Aniden, tapınağın dışından bir kadın çığlığı geldi, “Yardım edin! İmdat!”

Xie Lian ve Xuan Ji aynı anda pencereden dışarı baktılar. Gördükleri şey, Ruoye’nin beyaz çemberinin içinde bir kişinin o bandajlı çocuğu dışarı doğru sürüklediğiydi. Minik Ying var gücüyle o kişinin bacağına yapışmıştı ve o adamın ona durmadan küfretmesine sebep oluyordu.

O kişi daha önceki delikanlıydı, “Defol! Seni geri zekalı pislik, ya çığlıkların o kadın hayaleti buraya çekerse?”

Minik Ying yüksek sesle devam etti, “Gelirse gelsin! Sen o hayaletten daha kötüsün! Ben…Seninle yüzleşmektense o hayalet kadınla yüzleşmeyi yeğlerim!”

Görünüşe göre Xie Lian’ın ipeğiyle bayılttığı genç uyanmıştı. Etrafının ölü gelinlerle sarıldığını görmek ilk başta onu korkutmuştu lakin, hemencecik aslında onların gözlerinin görmediğini fark etti. Cesaretli ve beyinsiz bir kas yığını olduğundan dolayı diğerlerinin korkudan donduğunu düşünmüştü. Sargılı çocuğu tek başına dağdan indirebilir ve ödüle tek başına konabilirdi.

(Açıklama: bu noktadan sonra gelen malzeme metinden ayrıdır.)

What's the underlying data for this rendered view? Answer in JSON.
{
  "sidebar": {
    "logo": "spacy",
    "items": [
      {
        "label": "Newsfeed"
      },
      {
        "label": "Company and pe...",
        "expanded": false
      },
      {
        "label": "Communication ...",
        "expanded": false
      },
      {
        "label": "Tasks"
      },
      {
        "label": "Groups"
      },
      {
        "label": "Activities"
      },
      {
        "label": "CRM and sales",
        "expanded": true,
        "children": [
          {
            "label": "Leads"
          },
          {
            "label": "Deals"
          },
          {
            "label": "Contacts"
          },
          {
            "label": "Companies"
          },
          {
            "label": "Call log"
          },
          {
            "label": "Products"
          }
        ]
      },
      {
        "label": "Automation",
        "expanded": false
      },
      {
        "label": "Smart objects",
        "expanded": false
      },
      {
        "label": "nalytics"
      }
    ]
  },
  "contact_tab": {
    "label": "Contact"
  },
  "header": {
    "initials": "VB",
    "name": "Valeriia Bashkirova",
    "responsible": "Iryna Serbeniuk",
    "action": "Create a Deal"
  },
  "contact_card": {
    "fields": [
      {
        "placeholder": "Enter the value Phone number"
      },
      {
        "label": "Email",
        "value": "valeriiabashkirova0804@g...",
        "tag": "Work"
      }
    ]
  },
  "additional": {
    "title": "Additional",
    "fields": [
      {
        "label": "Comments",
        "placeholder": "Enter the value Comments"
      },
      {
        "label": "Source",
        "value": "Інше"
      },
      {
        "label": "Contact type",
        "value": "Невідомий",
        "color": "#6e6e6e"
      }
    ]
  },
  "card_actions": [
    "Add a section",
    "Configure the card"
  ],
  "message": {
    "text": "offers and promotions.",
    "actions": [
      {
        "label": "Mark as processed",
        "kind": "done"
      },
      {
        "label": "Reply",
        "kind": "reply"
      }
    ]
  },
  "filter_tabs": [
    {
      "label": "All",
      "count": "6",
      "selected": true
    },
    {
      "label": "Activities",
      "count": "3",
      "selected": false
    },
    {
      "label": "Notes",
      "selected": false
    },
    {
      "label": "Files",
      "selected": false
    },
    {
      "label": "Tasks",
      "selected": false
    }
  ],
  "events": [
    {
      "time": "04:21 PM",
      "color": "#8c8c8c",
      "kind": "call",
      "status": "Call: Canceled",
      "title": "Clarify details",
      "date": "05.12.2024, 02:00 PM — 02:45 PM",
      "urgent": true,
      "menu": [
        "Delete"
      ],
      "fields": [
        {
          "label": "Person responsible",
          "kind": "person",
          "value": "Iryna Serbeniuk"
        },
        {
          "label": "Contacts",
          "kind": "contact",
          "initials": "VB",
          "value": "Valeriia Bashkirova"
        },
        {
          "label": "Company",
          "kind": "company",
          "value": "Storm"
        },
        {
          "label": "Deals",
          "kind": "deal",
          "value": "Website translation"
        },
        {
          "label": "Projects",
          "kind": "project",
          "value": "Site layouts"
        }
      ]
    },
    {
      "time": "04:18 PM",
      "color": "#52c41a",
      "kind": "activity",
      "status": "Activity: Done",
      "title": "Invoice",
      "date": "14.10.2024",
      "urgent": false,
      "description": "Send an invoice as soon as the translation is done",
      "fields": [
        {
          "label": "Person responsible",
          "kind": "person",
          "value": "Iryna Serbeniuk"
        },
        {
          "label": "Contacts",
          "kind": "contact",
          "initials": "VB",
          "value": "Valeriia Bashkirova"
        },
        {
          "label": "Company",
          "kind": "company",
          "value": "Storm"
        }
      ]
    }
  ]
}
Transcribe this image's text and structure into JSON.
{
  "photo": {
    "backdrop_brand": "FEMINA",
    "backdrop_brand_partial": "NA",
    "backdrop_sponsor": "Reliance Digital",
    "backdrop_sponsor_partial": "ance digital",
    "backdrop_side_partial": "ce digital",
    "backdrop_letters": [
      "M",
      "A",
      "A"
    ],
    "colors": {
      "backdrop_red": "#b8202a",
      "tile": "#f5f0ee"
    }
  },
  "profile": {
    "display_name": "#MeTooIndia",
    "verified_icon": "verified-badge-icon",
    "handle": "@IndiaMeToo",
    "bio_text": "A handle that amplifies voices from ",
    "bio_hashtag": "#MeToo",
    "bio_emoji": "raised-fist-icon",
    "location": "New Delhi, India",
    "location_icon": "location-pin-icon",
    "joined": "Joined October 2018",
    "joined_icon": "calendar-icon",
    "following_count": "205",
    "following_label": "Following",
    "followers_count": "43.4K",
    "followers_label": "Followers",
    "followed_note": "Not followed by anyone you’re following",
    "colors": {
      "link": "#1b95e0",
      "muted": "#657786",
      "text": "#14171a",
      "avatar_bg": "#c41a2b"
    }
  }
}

Sargılı çocuğun gerçekten hayalet damat olup olmaması umurunda değildi. Dağın altındaki herkes o olduğunu düşünüyorsa, o halde öyleydi. Ancak Minik Ying’in kendisini üzerine atıp bağırmaya ve çığlık atmaya başlayacağı kimin aklına gelirdi ki? Etraftaki tüm gelinler ve Ming Guang Tapınağı’ndaki Xuan Ji de şaşırıp kalmıştı.

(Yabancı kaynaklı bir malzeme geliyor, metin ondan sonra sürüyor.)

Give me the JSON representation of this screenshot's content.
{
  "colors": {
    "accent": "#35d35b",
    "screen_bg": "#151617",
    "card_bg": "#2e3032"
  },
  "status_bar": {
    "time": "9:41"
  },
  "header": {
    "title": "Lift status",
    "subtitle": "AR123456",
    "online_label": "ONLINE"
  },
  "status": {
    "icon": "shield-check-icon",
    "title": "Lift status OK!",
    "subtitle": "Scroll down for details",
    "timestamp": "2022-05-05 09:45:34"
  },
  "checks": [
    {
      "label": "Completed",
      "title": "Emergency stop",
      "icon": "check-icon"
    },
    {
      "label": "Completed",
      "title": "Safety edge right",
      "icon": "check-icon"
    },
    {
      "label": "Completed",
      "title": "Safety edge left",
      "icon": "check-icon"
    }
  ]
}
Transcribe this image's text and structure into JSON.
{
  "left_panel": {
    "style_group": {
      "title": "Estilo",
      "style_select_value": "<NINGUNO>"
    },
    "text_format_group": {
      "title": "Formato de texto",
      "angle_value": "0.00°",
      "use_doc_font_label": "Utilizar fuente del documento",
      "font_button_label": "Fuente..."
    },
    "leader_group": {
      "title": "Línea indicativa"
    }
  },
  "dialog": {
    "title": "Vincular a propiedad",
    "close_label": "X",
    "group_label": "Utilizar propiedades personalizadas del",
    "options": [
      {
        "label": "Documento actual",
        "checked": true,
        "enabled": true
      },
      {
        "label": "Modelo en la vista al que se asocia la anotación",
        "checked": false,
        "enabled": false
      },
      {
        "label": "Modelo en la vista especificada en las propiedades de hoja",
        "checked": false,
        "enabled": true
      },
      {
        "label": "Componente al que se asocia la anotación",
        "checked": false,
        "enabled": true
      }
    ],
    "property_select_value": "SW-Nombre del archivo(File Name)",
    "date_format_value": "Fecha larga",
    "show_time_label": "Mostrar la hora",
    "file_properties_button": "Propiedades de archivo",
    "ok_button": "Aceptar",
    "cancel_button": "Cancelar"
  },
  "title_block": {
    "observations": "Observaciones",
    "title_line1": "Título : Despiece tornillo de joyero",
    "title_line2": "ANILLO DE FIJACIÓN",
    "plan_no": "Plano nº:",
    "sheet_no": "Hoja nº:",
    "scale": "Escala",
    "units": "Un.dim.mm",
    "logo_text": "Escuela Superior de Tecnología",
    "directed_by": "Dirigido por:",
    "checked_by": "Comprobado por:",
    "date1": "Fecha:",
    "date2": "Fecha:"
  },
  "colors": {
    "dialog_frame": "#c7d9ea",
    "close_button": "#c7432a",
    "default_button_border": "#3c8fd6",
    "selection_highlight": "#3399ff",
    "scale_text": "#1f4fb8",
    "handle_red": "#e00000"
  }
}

Xie Lian onun yine aynı genç olduğunu fark ettiğinde, öncesinde daha acımasız davranmadığına pişman oldu. Daha acımasız davranmalı ve onu üç gün, üç gece uyanamayacak kadar pataklamalıydı.

Xie Lian bağırdı, “Derhal çembere geri dön!”

Genç aniden kara bir sisin kendisine doğru geldiğini görünce çılgınca geri çekildi.

Ama, sargılı çocuğu sürüklemeye çalışıyordu ve Minik Ying bacağına tutunmuştu. Bu yüzden biraz yavaş hareket ettiği için anında kara sis tarafından yutuldu ve Xuan Ji’nin avucuna düştü.

Bakmak için arkasını döndüğünde şöyle düşündü: Bu dağınık uzun saçlı, kasvetli kadın biraz önce içerideki ölü gelinlerle birlikte değil miydi? Dokunduğum o güzel ceset?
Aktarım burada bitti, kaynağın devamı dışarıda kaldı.